For those in doubt, Watts' shows are "100 per cent improvised" - and that's just how he likes it.
"There are definitely some trends that carry through from show to show. Sometimes I'll discover something in the moment [and] some shows can be a little more on point than others," he says.
"I don't think it's ever gone horribly wrong. Once every four or five shows, the whole thing resonates and it all comes together and ideas start happening and it's just this fluid creative exchange, so that's great."
Still confused? That's exactly what Watts wants. And it's amazing just how much comedy he draws from dislocating his audiences.

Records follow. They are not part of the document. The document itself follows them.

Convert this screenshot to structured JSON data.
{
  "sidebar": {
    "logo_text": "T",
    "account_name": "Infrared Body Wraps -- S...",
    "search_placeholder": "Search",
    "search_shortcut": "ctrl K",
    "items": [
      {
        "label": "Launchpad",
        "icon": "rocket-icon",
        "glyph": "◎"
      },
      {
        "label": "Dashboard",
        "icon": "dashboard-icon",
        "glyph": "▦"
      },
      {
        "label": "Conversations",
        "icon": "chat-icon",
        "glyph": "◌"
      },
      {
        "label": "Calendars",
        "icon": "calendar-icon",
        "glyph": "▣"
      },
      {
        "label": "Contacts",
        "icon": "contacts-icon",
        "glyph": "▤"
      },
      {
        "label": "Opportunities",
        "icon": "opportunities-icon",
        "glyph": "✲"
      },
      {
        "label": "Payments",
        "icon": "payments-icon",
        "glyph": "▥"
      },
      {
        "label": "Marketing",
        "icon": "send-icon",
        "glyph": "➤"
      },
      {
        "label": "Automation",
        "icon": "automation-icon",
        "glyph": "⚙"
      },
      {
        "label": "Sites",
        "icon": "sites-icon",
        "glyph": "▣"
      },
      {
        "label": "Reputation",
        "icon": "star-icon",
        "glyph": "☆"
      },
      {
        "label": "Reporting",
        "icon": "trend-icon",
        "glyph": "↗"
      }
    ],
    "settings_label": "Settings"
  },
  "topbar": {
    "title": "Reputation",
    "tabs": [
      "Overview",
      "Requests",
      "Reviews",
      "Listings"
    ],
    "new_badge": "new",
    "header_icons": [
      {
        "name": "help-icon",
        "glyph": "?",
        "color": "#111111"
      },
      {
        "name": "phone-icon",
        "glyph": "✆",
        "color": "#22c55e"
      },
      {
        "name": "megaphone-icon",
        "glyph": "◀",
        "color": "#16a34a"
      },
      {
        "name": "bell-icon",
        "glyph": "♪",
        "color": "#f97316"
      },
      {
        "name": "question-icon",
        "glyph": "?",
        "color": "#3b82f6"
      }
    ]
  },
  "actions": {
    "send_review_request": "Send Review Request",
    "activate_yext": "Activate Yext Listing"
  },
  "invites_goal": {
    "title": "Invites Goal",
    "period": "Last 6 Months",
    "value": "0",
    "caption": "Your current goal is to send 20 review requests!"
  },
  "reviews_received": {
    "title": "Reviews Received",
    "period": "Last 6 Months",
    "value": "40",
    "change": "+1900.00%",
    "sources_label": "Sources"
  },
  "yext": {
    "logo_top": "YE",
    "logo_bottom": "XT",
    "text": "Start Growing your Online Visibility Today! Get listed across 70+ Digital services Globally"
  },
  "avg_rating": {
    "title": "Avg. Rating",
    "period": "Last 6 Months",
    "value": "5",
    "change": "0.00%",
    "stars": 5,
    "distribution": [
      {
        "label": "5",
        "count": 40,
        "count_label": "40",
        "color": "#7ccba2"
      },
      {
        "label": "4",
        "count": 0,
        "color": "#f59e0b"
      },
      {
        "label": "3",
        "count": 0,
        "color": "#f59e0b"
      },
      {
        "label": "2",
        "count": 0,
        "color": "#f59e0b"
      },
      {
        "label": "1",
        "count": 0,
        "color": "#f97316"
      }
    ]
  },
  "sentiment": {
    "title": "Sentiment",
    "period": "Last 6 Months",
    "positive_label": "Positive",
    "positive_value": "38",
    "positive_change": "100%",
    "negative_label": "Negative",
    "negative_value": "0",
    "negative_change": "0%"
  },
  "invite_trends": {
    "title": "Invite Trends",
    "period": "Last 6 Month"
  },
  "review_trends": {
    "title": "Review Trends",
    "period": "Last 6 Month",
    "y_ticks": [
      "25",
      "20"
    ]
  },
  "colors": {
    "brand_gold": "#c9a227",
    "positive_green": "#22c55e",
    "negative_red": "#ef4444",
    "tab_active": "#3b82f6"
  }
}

At a conference seminar in 2012, Watts confounded the conservative crowd in nine astounding minutes. He opened as a Frenchman, became a cliche-spouting motivational speaker, morphed into a British scientist, then an American rapper. He also delivered three songs spanning soul, country rodeo and electronic rave-rap on the fly.
By the end, the crowd was in stitches, and like many of his videos, including the hilarious comedy-rap songs F*** S*** Stack and If You're F****** You're F******, it's had millions of views on YouTube.

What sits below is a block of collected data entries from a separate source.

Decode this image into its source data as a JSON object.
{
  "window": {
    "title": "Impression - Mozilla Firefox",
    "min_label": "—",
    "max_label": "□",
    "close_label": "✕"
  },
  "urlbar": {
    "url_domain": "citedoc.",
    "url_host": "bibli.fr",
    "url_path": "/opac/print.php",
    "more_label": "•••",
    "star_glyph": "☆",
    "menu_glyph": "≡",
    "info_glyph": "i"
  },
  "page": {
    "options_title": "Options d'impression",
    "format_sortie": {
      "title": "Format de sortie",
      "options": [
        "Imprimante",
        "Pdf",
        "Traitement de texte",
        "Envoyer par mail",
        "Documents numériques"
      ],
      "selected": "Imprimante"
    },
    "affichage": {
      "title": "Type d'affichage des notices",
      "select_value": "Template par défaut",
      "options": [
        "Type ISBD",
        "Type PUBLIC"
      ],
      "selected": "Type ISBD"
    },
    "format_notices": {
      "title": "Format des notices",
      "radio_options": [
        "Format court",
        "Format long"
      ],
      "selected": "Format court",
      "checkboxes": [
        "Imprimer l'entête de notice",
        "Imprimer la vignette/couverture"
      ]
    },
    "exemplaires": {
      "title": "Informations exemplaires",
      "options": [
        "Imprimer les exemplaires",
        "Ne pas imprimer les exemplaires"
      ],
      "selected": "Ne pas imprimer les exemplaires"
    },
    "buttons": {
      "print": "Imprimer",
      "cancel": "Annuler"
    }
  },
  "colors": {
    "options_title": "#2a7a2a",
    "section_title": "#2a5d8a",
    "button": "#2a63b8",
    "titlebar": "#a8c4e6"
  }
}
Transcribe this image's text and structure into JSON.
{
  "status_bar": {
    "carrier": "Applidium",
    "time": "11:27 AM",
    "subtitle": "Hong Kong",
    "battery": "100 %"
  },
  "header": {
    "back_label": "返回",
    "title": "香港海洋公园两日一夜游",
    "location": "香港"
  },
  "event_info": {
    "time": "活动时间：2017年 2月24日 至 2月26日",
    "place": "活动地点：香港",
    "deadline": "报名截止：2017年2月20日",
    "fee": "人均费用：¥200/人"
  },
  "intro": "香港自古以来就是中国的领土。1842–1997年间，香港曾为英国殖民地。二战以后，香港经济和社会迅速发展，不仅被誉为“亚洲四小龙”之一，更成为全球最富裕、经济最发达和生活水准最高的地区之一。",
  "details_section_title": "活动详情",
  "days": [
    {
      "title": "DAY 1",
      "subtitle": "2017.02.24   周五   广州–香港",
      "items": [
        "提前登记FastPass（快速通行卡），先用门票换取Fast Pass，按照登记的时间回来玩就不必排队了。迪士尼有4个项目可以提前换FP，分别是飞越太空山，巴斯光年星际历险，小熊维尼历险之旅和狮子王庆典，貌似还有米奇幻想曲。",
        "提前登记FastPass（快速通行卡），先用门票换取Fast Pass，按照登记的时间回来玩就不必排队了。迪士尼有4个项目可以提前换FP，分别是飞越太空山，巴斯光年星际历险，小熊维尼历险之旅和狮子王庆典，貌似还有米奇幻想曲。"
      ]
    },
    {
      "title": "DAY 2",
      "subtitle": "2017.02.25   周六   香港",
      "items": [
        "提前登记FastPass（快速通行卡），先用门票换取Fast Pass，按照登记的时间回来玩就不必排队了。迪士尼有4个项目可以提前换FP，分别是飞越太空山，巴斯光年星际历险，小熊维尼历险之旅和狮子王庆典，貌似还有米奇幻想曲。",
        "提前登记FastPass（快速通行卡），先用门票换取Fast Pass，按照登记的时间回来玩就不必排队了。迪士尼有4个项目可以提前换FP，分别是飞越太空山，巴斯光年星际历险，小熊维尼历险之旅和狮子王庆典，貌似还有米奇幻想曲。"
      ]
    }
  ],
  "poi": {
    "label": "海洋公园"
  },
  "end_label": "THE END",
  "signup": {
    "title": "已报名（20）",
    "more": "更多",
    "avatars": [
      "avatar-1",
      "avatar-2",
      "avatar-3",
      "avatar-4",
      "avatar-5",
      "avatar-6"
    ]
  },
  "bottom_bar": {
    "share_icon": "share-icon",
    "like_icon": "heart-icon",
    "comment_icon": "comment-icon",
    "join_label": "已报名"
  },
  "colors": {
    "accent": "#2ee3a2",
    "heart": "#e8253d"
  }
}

Watts, who uses sample pads and loops to craft songs during his shows, has a wide musical background to draw from, including studying jazz and stints in shortlived bands like Swampdweller and Synthclub.
"I have a pretty large range of influences, music from the '60s, '70s rock, R&B and Motown and experimental rock, all the way through to the '80s, new wave, industrial, pop, top 40, to '90s grunge, electronica, bohemian hip-hop, all that stuff, to modern trap music - it's all in there," he says. "If I hear it, it's fair game."
He's taken those talents to comedy website Funny Or Die too, with videos like Reggie Watts is Skrillex showing his appreciation for modern music.
"I start by paying tribute but mostly I just want to make it a cool-sounding track. Mostly I'm just thinking, 'Is this cool, is this fun to do something over?' Hopefully it is and I go for it."
Like his live shows, most videos - including his recent travel video series - are done without a script. Watts admits that makes him "inverse" from traditional comedians.
"If someone hands me a script I get really nervous because I have to remember it, and then after remembering it I have to act it," he says.
"I'm just terrible at memorising stuff. I just like improvising. More interesting things can come from improvisation than something that's written, at least for me.
"That makes for a better performance."
Who: Reggie Watts in Hello Humans
Where and when: SkyCity Theatre, Auckland, tonight.